M. Ronan Dantec. Si vous faites les deux à la fois, vous n’arriverez à rien !
Il faut que vous agissiez de manière extrêmement rapide, probablement – parlons clair – en faisant un chèque aux habitants de cet immeuble, parce que la responsabilité de l’État est engagée.
Ainsi nous sortirons de cette situation qui nous empêche d’avoir un vrai débat sur la loi Littoral, à propos de laquelle, monsieur Bas, il n’y a pas de consensus : la zone d’activité résiliente et temporaire instaurée par la proposition de loi Vaspart est un dispositif extrêmement mauvais, qui créerait de nombreux Signal !
Une partie des dispositions de cette proposition de loi ne doivent pas être suivies, même si, dans de nombreuses situations – M. Vaspart et moi-même en discutons souvent –, il faut trouver des solutions, y compris en construisant des consensus dérogatoires, comme je le propose depuis longtemps.
En tout cas, ne mélangeons pas les deux questions. Que l’État trouve d’abord les quelques millions d’euros qui régleront le problème du Signal, problème qui envoie un message extrêmement négatif sur sa capacité à répondre aux injustices – il est important de le faire tout de suite. Ensuite, madame la secrétaire d’État, il faudra que vous mettiez rapidement les acteurs autour de la table pour trouver des consensus sur la loi Littoral.
En ce qui concerne la proposition de loi sénatoriale, je tenais à rappeler qu’il n’y avait pas eu de consensus,…
M. Didier Mandelli. Mais il y avait une majorité !
M. Ronan Dantec. … et que nous avions été nombreux à voter contre.
M. le président. La parole est à M. le président de la commission.
M. Hervé Maurey, président de la commission de l’aménagement du territoire et du développement durable. Mme la secrétaire d’État plaide pour une approche globale : très bien, mais alors, comme l’a fait observer Mme Billon, pourquoi ne pas avoir inscrit la proposition de loi de Michel Vaspart à l’ordre du jour de l’Assemblée nationale ?

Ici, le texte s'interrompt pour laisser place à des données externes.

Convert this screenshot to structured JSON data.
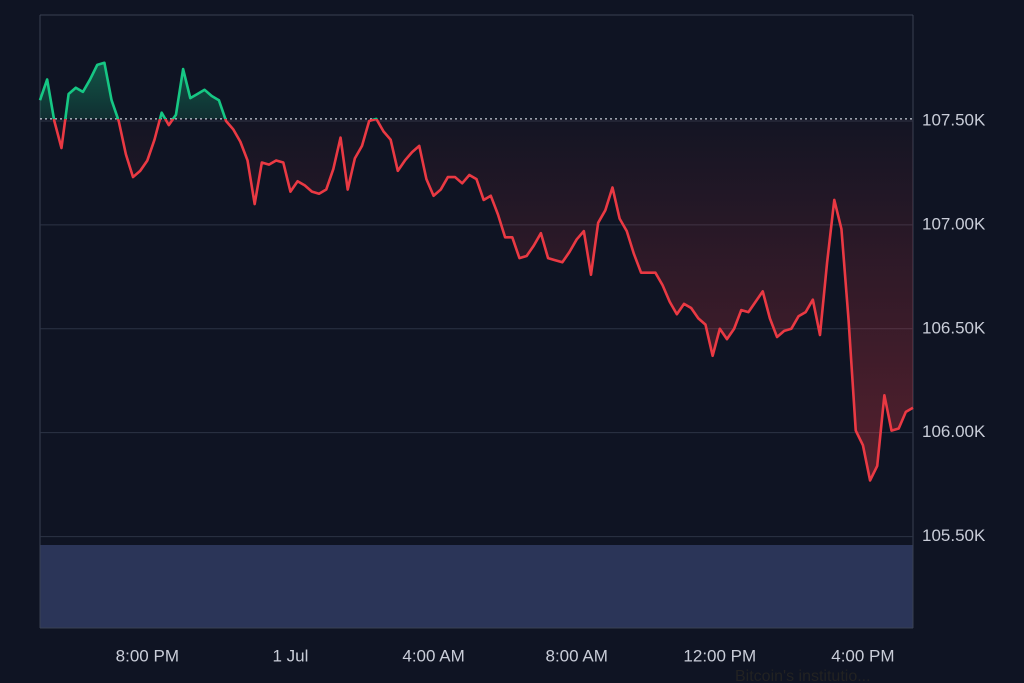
{
  "chart_data": {
    "type": "line",
    "x": [
      17,
      17.2,
      17.4,
      17.6,
      17.8,
      18,
      18.2,
      18.4,
      18.6,
      18.8,
      19,
      19.2,
      19.4,
      19.6,
      19.8,
      20,
      20.2,
      20.4,
      20.6,
      20.8,
      21,
      21.2,
      21.4,
      21.6,
      21.8,
      22,
      22.2,
      22.4,
      22.6,
      22.8,
      23,
      23.2,
      23.4,
      23.6,
      23.8,
      24,
      24.2,
      24.4,
      24.6,
      24.8,
      25,
      25.2,
      25.4,
      25.6,
      25.8,
      26,
      26.2,
      26.4,
      26.6,
      26.8,
      27,
      27.2,
      27.4,
      27.6,
      27.8,
      28,
      28.2,
      28.4,
      28.6,
      28.8,
      29,
      29.2,
      29.4,
      29.6,
      29.8,
      30,
      30.2,
      30.4,
      30.6,
      30.8,
      31,
      31.2,
      31.4,
      31.6,
      31.8,
      32,
      32.2,
      32.4,
      32.6,
      32.8,
      33,
      33.2,
      33.4,
      33.6,
      33.8,
      34,
      34.2,
      34.4,
      34.6,
      34.8,
      35,
      35.2,
      35.4,
      35.6,
      35.8,
      36,
      36.2,
      36.4,
      36.6,
      36.8,
      37,
      37.2,
      37.4,
      37.6,
      37.8,
      38,
      38.2,
      38.4,
      38.6,
      38.8,
      39,
      39.2,
      39.4,
      39.6,
      39.8,
      40,
      40.2,
      40.4,
      40.6,
      40.8,
      41,
      41.2,
      41.4
    ],
    "values": [
      107.6,
      107.7,
      107.5,
      107.37,
      107.63,
      107.66,
      107.64,
      107.7,
      107.77,
      107.78,
      107.6,
      107.5,
      107.34,
      107.23,
      107.26,
      107.31,
      107.41,
      107.54,
      107.48,
      107.53,
      107.75,
      107.61,
      107.63,
      107.65,
      107.62,
      107.6,
      107.5,
      107.46,
      107.4,
      107.31,
      107.1,
      107.3,
      107.29,
      107.31,
      107.3,
      107.16,
      107.21,
      107.19,
      107.16,
      107.15,
      107.17,
      107.27,
      107.42,
      107.17,
      107.32,
      107.38,
      107.5,
      107.51,
      107.45,
      107.41,
      107.26,
      107.31,
      107.35,
      107.38,
      107.22,
      107.14,
      107.17,
      107.23,
      107.23,
      107.2,
      107.24,
      107.22,
      107.12,
      107.14,
      107.05,
      106.94,
      106.94,
      106.84,
      106.85,
      106.9,
      106.96,
      106.84,
      106.83,
      106.82,
      106.87,
      106.93,
      106.97,
      106.76,
      107.01,
      107.07,
      107.18,
      107.03,
      106.97,
      106.86,
      106.77,
      106.77,
      106.77,
      106.71,
      106.63,
      106.57,
      106.62,
      106.6,
      106.55,
      106.52,
      106.37,
      106.5,
      106.45,
      106.5,
      106.59,
      106.58,
      106.63,
      106.68,
      106.55,
      106.46,
      106.49,
      106.5,
      106.56,
      106.58,
      106.64,
      106.47,
      106.82,
      107.12,
      106.98,
      106.54,
      106.01,
      105.94,
      105.77,
      105.84,
      106.18,
      106.01,
      106.02,
      106.1,
      106.12
    ],
    "baseline": 107.51,
    "up_color": "#16c784",
    "down_color": "#ea3943",
    "xlim": [
      17,
      41.4
    ],
    "xticks": [
      {
        "value": 20,
        "label": "8:00 PM"
      },
      {
        "value": 24,
        "label": "1 Jul"
      },
      {
        "value": 28,
        "label": "4:00 AM"
      },
      {
        "value": 32,
        "label": "8:00 AM"
      },
      {
        "value": 36,
        "label": "12:00 PM"
      },
      {
        "value": 40,
        "label": "4:00 PM"
      }
    ],
    "ylim": [
      105.06,
      108.01
    ],
    "yticks": [
      {
        "value": 105.5,
        "label": "105.50K"
      },
      {
        "value": 106,
        "label": "106.00K"
      },
      {
        "value": 106.5,
        "label": "106.50K"
      },
      {
        "value": 107,
        "label": "107.00K"
      },
      {
        "value": 107.5,
        "label": "107.50K"
      }
    ],
    "grid": true,
    "annotation": "Bitcoin's institutio..."
  }
}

Si, madame la secrétaire d’État, ses dispositions ne vous conviennent pas, il est tout loisible à l’Assemblée nationale de les modifier. Je suis désolé de faire un petit cours de droit constitutionnel, mais ce n’est pas parce qu’on n’est pas d’accord avec un texte voté par le Sénat qu’on ne doit pas l’inscrire à l’ordre du jour de l’Assemblée nationale… (M. Philippe Bas opine.) Les députés peuvent modifier un texte qui ne correspond pas aux souhaits de la majorité de l’Assemblée nationale et du Gouvernement.
De même, pourquoi ne pas avoir inscrit à l’ordre du jour du Sénat la proposition de loi de notre collègue députée Pascale Got, examinée deux fois par l’Assemblée nationale sous la précédente législature et que la fin des travaux parlementaires l’année dernière nous a empêchés d’examiner en deuxième lecture ?

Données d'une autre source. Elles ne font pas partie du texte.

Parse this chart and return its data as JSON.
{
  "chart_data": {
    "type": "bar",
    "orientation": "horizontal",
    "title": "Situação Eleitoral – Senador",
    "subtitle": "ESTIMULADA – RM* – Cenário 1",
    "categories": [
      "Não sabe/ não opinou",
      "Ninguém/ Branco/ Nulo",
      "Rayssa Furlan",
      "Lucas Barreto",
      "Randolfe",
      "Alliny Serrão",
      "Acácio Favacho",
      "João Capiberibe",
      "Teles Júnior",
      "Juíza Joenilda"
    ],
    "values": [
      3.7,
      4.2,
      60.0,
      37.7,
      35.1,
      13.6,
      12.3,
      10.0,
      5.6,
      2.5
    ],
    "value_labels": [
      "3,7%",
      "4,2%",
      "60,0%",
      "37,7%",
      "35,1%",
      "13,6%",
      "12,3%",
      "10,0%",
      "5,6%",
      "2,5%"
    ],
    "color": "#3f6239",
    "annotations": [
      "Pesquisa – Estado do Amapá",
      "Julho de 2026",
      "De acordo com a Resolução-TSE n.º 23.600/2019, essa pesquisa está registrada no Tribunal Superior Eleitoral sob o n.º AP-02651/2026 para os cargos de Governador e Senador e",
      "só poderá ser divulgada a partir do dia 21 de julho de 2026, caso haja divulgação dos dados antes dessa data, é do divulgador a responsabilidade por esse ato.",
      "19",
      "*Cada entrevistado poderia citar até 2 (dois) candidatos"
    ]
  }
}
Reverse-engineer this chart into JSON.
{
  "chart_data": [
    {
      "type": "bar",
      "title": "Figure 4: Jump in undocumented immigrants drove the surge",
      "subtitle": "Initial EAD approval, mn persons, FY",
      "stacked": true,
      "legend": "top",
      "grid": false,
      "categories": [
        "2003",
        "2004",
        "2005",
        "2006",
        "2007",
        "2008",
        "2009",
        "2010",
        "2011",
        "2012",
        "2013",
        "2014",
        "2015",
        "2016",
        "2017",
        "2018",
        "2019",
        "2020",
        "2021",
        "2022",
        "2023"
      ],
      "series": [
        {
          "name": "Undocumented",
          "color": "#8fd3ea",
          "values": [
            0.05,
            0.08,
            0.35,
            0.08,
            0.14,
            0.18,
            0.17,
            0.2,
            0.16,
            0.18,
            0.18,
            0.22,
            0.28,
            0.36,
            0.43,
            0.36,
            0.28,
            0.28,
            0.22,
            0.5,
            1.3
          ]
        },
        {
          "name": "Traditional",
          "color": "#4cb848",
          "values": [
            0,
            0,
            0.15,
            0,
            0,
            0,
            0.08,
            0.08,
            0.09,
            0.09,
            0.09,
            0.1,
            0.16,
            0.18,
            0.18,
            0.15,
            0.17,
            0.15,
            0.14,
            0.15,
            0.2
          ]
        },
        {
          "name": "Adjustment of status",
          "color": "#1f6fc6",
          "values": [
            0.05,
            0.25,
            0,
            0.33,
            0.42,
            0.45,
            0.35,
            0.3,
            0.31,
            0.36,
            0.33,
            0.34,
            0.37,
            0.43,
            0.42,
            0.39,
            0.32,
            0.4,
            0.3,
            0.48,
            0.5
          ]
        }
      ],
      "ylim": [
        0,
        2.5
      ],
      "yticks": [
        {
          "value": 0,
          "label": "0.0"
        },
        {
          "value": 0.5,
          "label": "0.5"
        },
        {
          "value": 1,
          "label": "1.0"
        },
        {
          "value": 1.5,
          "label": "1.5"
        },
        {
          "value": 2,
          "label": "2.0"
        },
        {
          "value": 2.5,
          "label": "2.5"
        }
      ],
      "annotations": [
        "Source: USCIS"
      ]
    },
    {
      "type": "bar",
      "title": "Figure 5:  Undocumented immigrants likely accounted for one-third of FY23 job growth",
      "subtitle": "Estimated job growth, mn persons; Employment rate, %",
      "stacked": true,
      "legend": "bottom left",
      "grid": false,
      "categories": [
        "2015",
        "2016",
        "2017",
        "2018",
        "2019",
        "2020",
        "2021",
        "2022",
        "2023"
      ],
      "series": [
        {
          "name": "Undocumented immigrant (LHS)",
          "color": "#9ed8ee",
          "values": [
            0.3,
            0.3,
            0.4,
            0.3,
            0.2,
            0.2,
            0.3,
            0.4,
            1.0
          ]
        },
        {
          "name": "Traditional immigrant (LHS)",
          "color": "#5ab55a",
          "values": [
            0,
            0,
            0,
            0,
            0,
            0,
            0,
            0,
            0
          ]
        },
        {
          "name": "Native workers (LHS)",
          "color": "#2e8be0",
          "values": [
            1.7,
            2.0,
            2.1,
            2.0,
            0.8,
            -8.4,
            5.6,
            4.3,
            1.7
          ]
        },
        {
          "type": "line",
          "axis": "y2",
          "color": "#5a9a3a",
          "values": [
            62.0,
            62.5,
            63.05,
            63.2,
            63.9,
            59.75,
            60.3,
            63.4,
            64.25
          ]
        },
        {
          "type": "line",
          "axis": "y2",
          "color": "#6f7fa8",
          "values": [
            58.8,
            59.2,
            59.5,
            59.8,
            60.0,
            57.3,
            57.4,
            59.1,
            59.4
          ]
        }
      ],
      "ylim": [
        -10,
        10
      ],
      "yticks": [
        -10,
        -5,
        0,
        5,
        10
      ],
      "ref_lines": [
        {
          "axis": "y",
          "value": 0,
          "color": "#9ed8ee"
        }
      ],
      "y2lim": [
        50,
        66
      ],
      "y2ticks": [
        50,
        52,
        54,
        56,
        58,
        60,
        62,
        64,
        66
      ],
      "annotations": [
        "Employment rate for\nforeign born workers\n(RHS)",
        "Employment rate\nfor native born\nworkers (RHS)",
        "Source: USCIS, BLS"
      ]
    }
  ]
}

D’un côté, on n’inscrit pas à l’ordre du jour les textes qui ont une approche globale, sans que nous sachions pourquoi ; de l’autre, quand il y a un texte spécifique, on dit qu’il faut une approche globale !
Monsieur Revet, je suis tout prêt à aller avec la commission à Soulac-sur-Mer,…
M. Charles Revet. Très bien !
M. Hervé Maurey, président de la commission de l’aménagement du territoire et du développement durable. … mais je crois qu’il faudrait surtout convaincre Mme la secrétaire d’État d’y aller.
M. Daniel Laurent. Et le Président de la République !
M. Hervé Maurey, président de la commission de l’aménagement du territoire et du développement durable. Si elle voyait la situation sur le terrain et rencontrait les familles plongées dans des drames, peut-être le Gouvernement aborderait-il la question de manière différente.
Quoi qu’il en soit, j’observe que, pour la troisième fois, nous allons voter un dispositif qui remédie à cette situation dramatique, et que, pour la troisième fois, notre vote ne servira à rien. Pour la troisième fois, on nous dit : on verra plus tard…
Dans ces conditions, je ne puis malheureusement que rejoindre Mme Cartron : une fois de plus, on va donner l’image d’un Parlement impuissant et qui ne sert à rien, et j’en suis navré ! (Applaudissements sur les travées du groupe Union Centriste et du groupe Les Républicains, ainsi que sur des travées du groupe socialiste et républicain. – Mme Michelle Gréaume applaudit également.)